Louisette Ighilahriz a brisé le tabou des viols
La militante a été sauvée par un médecin militaire français dont elle n’a réussi à retrouver la trace qu’après son décès, en 1997. C’est lui qui l’a extirpée de ses tortionnaires en la faisant évacuer vers l’hôpital Maillot de Bab El Oued à Alger.
Louisette Ighilahriz a gardé le silence pendant plus de 40 ans, avant de décider de se débarrasser de ce qu’elle qualifie de « chape de plomb ». « Cet article a fait basculer ma vie », reconnaîtra-t-elle plus tard. En fait, l’article a aussi fait des vagues et suscité des réactions en chaîne tant en Algérie qu’en France où les acteurs de l’époque ont daigné enfin parler, dont Massu en personne.
Dans des témoignages ultérieurs, Louisette Ighilahriz révélera que des membres de sa famille, notamment son fils, et son entourage n’ont pas apprécié qu’elle parle de cet épisode. Y compris les anciennes combattantes qui ont subi le même sort qu’elle et qui souhaitaient que tout cela continue à être gardé secret.
Des dépôts de plainte ont été effectués, y compris par des organisations françaises, mais aucun coupable n’a rendu compte de ses actes devant la justice.

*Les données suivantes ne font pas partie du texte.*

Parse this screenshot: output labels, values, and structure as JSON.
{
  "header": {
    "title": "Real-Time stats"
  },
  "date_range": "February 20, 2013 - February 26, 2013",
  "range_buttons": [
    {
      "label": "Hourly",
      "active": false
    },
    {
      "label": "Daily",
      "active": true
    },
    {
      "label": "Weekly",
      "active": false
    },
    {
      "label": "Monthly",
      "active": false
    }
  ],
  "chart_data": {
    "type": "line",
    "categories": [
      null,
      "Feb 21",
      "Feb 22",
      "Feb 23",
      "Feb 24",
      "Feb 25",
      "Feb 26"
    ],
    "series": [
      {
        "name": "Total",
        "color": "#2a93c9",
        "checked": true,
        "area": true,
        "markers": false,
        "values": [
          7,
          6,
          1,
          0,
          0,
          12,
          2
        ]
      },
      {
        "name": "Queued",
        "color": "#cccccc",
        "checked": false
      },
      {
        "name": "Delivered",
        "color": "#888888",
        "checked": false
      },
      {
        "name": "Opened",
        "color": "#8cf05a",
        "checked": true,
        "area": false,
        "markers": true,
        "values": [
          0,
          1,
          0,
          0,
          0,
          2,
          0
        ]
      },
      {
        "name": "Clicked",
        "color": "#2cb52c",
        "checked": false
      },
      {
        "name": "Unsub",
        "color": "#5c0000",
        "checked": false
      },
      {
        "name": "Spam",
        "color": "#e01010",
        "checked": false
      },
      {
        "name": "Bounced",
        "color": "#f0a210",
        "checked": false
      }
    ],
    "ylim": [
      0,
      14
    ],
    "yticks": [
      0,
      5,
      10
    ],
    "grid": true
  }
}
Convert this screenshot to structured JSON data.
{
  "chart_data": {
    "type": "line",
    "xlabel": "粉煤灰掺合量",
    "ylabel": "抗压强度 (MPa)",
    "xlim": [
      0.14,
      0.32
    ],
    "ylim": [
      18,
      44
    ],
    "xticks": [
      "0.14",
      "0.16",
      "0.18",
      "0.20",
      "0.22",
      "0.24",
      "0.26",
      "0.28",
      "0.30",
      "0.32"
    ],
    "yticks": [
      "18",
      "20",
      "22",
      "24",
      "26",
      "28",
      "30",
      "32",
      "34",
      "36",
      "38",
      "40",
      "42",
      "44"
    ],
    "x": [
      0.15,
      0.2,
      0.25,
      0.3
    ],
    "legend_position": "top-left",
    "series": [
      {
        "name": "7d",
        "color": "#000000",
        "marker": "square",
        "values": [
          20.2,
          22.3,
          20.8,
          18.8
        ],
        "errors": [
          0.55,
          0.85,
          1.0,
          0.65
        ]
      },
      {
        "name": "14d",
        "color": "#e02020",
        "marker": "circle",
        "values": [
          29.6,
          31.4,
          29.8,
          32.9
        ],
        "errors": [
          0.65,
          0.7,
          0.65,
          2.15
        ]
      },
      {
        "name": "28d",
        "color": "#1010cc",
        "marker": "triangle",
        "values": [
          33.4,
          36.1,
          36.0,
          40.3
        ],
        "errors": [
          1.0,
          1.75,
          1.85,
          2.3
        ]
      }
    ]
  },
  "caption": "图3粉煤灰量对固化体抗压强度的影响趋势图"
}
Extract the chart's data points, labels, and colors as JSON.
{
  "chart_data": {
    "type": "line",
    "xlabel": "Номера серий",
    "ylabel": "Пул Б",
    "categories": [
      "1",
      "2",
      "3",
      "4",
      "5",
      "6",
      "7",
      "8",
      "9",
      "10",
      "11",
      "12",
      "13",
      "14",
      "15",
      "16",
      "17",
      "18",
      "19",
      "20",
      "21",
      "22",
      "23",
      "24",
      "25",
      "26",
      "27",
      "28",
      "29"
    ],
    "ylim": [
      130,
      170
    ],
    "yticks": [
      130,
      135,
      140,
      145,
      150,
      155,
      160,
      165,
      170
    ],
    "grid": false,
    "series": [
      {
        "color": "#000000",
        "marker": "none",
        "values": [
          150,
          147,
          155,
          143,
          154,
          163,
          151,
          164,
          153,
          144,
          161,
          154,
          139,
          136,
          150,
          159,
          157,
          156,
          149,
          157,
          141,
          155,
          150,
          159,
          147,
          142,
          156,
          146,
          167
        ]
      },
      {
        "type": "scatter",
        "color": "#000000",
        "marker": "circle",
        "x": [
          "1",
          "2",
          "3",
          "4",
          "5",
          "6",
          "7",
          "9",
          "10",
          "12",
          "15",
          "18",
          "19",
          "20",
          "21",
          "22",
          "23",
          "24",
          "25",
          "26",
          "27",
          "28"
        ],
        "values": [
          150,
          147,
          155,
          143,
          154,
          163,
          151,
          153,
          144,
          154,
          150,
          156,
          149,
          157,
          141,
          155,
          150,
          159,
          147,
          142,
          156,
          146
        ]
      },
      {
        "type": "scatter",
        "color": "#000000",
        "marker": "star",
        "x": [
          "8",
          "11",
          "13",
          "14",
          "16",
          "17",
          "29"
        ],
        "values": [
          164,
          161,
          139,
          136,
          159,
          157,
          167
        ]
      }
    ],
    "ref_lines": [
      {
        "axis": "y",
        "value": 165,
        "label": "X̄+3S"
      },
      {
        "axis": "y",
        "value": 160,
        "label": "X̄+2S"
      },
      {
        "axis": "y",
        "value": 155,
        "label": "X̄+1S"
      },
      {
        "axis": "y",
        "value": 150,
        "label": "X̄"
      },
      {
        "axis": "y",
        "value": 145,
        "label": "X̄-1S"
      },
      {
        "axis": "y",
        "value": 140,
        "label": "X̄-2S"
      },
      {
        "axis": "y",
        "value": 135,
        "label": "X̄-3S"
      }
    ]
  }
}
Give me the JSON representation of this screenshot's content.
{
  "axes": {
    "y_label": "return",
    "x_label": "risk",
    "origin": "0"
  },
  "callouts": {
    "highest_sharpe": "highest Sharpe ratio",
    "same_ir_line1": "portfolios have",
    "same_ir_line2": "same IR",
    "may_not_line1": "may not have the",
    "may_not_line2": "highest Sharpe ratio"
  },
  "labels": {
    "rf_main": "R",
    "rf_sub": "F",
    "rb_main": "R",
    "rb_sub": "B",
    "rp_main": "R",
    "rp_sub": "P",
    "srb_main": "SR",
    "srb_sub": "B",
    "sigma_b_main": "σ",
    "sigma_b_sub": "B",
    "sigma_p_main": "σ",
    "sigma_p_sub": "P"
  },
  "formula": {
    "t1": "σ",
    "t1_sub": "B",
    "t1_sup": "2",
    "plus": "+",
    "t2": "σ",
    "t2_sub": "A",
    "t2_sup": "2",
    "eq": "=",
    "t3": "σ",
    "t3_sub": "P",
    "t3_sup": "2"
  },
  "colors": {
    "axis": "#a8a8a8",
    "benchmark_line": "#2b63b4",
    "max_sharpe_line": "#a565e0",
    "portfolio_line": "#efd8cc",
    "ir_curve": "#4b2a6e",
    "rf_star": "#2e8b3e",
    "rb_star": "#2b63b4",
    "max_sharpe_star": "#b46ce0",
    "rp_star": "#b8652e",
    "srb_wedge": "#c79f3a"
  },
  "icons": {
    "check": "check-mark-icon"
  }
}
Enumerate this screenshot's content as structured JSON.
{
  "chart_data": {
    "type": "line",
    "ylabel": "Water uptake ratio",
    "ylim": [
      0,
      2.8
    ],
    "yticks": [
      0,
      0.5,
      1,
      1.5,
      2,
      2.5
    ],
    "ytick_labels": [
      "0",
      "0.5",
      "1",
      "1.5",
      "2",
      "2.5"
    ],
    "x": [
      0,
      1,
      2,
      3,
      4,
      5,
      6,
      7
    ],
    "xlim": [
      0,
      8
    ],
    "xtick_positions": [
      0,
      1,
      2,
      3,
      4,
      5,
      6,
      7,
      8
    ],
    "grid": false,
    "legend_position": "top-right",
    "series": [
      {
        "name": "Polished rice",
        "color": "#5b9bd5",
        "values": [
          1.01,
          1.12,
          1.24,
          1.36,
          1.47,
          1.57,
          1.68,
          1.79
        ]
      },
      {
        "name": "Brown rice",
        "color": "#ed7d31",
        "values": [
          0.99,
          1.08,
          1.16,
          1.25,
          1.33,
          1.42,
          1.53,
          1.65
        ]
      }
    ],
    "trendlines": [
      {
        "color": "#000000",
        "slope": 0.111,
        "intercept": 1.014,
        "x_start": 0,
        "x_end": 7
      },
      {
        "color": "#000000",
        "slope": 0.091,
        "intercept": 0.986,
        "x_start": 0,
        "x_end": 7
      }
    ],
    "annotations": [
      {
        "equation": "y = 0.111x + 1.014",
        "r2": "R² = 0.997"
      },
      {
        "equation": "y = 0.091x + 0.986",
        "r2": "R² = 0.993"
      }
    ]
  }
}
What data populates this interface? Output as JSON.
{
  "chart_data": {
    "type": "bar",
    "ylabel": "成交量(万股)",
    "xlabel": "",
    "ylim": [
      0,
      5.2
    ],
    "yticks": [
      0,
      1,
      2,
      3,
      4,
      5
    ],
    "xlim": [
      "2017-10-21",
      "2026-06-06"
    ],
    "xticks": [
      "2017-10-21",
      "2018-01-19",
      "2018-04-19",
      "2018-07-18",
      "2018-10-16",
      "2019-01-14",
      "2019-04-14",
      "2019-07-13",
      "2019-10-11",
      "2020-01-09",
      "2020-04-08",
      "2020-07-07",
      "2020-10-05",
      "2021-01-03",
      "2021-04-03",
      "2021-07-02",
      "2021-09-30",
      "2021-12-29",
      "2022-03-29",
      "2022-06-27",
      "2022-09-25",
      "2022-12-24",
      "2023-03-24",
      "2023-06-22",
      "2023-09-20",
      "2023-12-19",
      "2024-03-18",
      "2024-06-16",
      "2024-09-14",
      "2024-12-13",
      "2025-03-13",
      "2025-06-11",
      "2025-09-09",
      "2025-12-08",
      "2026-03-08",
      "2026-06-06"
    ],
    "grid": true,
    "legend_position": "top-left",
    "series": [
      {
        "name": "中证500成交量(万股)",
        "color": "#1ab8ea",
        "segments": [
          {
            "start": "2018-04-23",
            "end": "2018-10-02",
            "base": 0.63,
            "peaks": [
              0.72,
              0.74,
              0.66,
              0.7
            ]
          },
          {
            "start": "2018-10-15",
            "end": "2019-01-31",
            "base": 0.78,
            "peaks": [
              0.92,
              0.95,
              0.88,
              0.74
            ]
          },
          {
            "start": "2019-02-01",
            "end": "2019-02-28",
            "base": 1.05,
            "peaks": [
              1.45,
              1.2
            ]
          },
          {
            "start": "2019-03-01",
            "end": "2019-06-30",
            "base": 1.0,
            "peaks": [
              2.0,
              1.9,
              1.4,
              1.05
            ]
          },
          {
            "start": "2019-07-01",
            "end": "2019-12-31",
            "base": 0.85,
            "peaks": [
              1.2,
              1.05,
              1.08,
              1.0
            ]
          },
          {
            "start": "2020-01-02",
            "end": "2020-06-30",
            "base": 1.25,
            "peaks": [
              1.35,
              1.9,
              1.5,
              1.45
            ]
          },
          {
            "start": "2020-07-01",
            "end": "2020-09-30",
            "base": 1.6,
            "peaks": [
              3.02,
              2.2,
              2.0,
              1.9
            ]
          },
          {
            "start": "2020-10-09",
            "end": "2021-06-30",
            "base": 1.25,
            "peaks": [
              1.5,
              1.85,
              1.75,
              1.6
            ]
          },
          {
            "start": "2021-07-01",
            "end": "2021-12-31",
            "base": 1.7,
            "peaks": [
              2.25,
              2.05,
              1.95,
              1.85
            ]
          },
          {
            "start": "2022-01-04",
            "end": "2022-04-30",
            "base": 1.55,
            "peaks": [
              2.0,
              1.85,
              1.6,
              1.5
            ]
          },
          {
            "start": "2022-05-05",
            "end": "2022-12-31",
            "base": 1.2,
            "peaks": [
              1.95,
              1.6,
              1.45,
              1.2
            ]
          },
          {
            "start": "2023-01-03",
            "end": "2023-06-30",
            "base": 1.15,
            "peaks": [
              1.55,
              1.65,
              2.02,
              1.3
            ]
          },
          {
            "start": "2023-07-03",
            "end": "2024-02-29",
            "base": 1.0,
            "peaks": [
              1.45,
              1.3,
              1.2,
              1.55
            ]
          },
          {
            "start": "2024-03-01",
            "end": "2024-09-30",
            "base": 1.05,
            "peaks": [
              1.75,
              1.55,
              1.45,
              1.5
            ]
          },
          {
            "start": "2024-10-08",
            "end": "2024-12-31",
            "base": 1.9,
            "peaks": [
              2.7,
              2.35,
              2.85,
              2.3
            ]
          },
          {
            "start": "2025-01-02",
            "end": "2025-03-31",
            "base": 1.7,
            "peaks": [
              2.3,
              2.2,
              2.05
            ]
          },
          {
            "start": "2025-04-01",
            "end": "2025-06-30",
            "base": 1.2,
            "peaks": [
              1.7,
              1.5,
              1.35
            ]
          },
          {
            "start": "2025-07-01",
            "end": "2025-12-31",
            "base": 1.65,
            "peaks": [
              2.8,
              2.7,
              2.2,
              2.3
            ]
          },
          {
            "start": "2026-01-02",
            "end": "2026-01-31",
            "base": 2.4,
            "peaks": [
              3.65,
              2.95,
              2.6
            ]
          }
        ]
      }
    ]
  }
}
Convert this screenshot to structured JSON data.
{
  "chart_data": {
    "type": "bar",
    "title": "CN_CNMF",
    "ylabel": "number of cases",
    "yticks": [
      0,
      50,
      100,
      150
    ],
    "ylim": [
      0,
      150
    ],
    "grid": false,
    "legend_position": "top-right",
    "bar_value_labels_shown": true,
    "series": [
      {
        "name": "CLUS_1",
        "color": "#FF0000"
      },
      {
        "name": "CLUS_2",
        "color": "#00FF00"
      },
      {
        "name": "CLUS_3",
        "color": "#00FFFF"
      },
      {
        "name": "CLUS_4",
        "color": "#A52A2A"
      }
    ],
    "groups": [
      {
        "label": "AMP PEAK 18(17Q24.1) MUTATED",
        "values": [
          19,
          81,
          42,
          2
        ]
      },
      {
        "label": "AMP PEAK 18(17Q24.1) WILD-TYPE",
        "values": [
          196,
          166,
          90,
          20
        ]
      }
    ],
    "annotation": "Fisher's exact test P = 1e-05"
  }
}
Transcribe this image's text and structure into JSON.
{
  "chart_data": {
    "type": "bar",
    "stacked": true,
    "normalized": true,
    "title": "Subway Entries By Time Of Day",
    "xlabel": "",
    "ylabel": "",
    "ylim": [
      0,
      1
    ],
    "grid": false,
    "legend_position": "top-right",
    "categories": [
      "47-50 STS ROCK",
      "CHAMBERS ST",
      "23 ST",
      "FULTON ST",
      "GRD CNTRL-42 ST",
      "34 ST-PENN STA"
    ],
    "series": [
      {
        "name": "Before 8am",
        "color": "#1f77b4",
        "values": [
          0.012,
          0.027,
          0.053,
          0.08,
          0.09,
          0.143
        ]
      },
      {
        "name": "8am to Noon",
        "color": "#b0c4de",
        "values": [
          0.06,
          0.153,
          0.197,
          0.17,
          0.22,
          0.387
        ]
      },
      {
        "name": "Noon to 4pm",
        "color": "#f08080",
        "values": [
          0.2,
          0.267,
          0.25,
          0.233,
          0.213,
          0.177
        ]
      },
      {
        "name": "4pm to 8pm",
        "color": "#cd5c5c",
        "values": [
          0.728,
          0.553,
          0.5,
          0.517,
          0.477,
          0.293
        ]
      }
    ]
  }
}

Deux décennies après la publication de ce témoignage-clé, Le Monde retrace l’histoire de la militante algérienne dans un film d’animation. Intitulé « Louisette ou le dernier tabou de la guerre d’Algérie », le film est produit en partenariat avec « La Revue Dessinée ». Le film reproduit le témoignage. Il s’agit d’un court métrage écrit par la même journaliste, Florence Beaugé, et mis en scène et dessiné par le dessinateur de presse Aurel.